# northrop p/f-61 black widow



## jrk (Sep 14, 2005)

a number of black widows continued to serve until 1950 in usaf service.by then designated f-51s and in 1949 were the first aircraft of the embryonic us air defence command,founded to defend the usa from soviet air attack.

can anyone confirm this?

thanks jay


----------



## FLYBOYJ (Sep 14, 2005)

jrk said:


> a number of black widows continued to serve until 1950 in usaf service.by then designated f-51s and in 1949 were the first aircraft of the embryonic us air defence command,founded to defend the usa from soviet air attack.
> 
> can anyone confirm this?
> 
> thanks jay



Most Black Widows in combat configuration went out of service right after WW2. Test and hack aircraft hung around for a few years. They were totally removed from the inventory in the early 50s.


----------



## evangilder (Sep 14, 2005)

I always thought the F-51 was the redesignation of the P-51.


----------



## syscom3 (Sep 14, 2005)

Dont you mean P/F-61 Blackwidow?

The F61 also was converted postwar to a recon plane called the "reporter".

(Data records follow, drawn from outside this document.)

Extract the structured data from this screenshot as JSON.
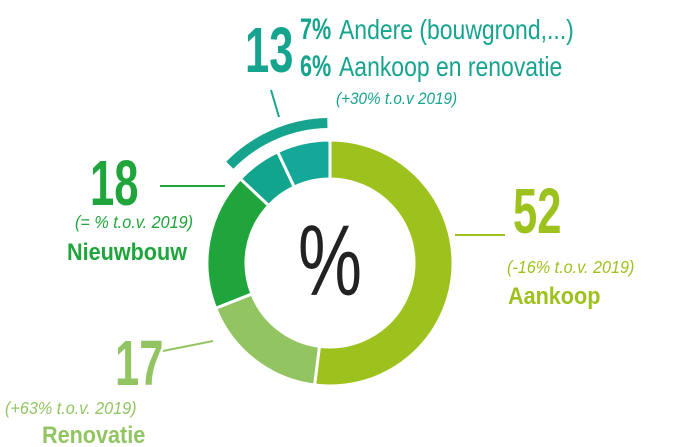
{
  "chart_data": {
    "type": "donut",
    "categories": [
      "Aankoop",
      "Renovatie",
      "Nieuwbouw",
      "Aankoop en renovatie",
      "Andere (bouwgrond,...)"
    ],
    "values": [
      52,
      17,
      18,
      6,
      7
    ],
    "value_labels": [
      "52",
      "17",
      "18",
      "6%",
      "7%"
    ],
    "colors": [
      "#9dc11d",
      "#93c462",
      "#1fa53b",
      "#12a58d",
      "#14a898"
    ],
    "annotations": [
      "(-16%  t.o.v. 2019)",
      "(+63% t.o.v. 2019)",
      "(= % t.o.v. 2019)"
    ],
    "center_label": "%",
    "group": {
      "value": 13,
      "value_label": "13",
      "annotation": "(+30% t.o.v 2019)",
      "color": "#17a48e"
    }
  }
}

Didnt do much though cause of the jets coming onine.


----------



## jrk (Sep 15, 2005)

the title of this thread is p/f-61 black widow


----------



## evangilder (Sep 15, 2005)

Yes, but your first post said F-51, that is why I got confused. Sorry bout that.


----------



## jrk (Sep 16, 2005)

dang i may have misprinted........my mistake sorry eg.


----------



## evangilder (Sep 16, 2005)

No biggie, that's why we asked.


----------



## jrk (Sep 16, 2005)

i,m not having the best of times at the moment.


----------



## syscom3 (Sep 16, 2005)

I dont think the P61 served in the air defense role for the US after 1947 or so. The F82 was deployed and far superior to the P61 by then.

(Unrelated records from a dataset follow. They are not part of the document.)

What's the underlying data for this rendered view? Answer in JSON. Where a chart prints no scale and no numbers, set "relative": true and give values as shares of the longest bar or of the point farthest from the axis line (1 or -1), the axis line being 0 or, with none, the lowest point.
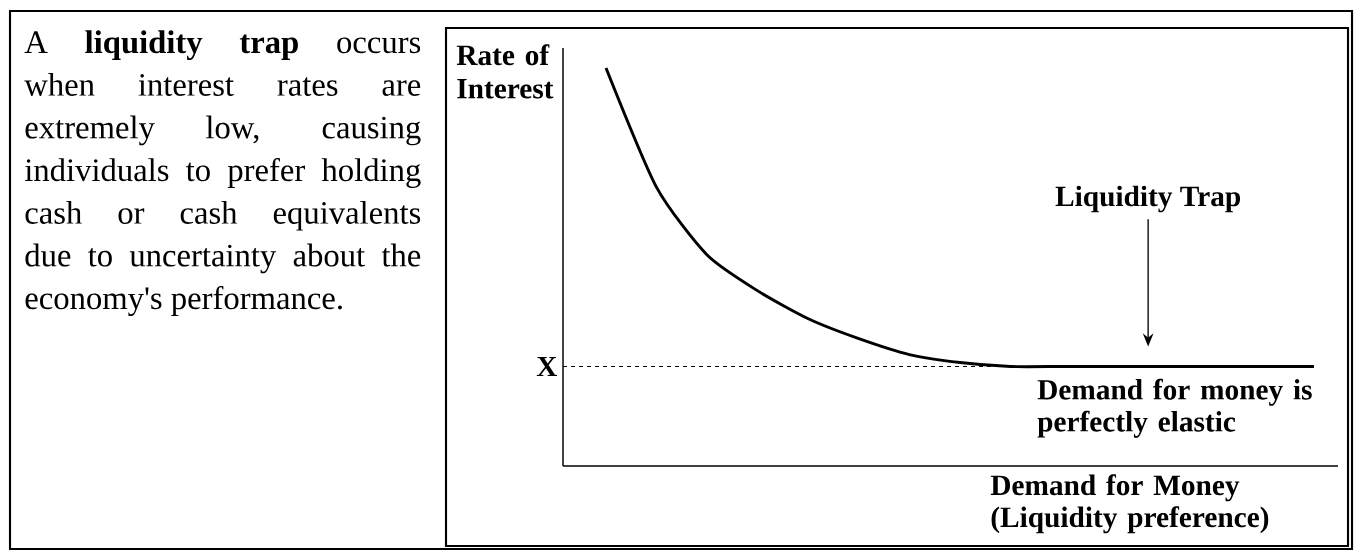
{
  "chart_data": {
    "type": "line",
    "relative": true,
    "ylabel": "Rate of Interest",
    "xlabel": "Demand for Money (Liquidity preference)",
    "categories": [
      null,
      null,
      null,
      null,
      null,
      null,
      null,
      null,
      null,
      null,
      null,
      null,
      null,
      null,
      null
    ],
    "values": [
      1.0,
      0.7,
      0.53,
      0.44,
      0.37,
      0.32,
      0.28,
      0.26,
      0.25,
      0.25,
      0.25,
      0.25,
      0.25,
      0.25,
      0.25
    ],
    "color": "#000000",
    "line_style": "solid",
    "marker": "none",
    "ref_lines": [
      {
        "axis": "y",
        "value": 0.25,
        "label": "X",
        "line_style": "dashed",
        "color": "#000000"
      }
    ],
    "annotations": [
      "A **liquidity trap** occurs when interest rates are extremely low, causing individuals to prefer holding cash or cash equivalents due to uncertainty about the economy's performance.",
      "Liquidity Trap",
      "Demand for money is perfectly elastic"
    ]
  }
}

If someone has different info, Id like to know


----------



## FLYBOYJ (Sep 16, 2005)

syscom3 said:


> I dont think the P61 served in the air defense role for the US after 1947 or so. The F82 was deployed and far superior to the P61 by then.
> 
> If someone has different info, Id like to know



I believe you're right. I think the F-82 was the main air defense fighter right after the war


----------



## Marshall_Stack (Sep 29, 2005)

The P-61 reconnaissance version became the F-15 Reporter, not the F-51. It was used as an all-weather recon plane for a short period after WWII.


----------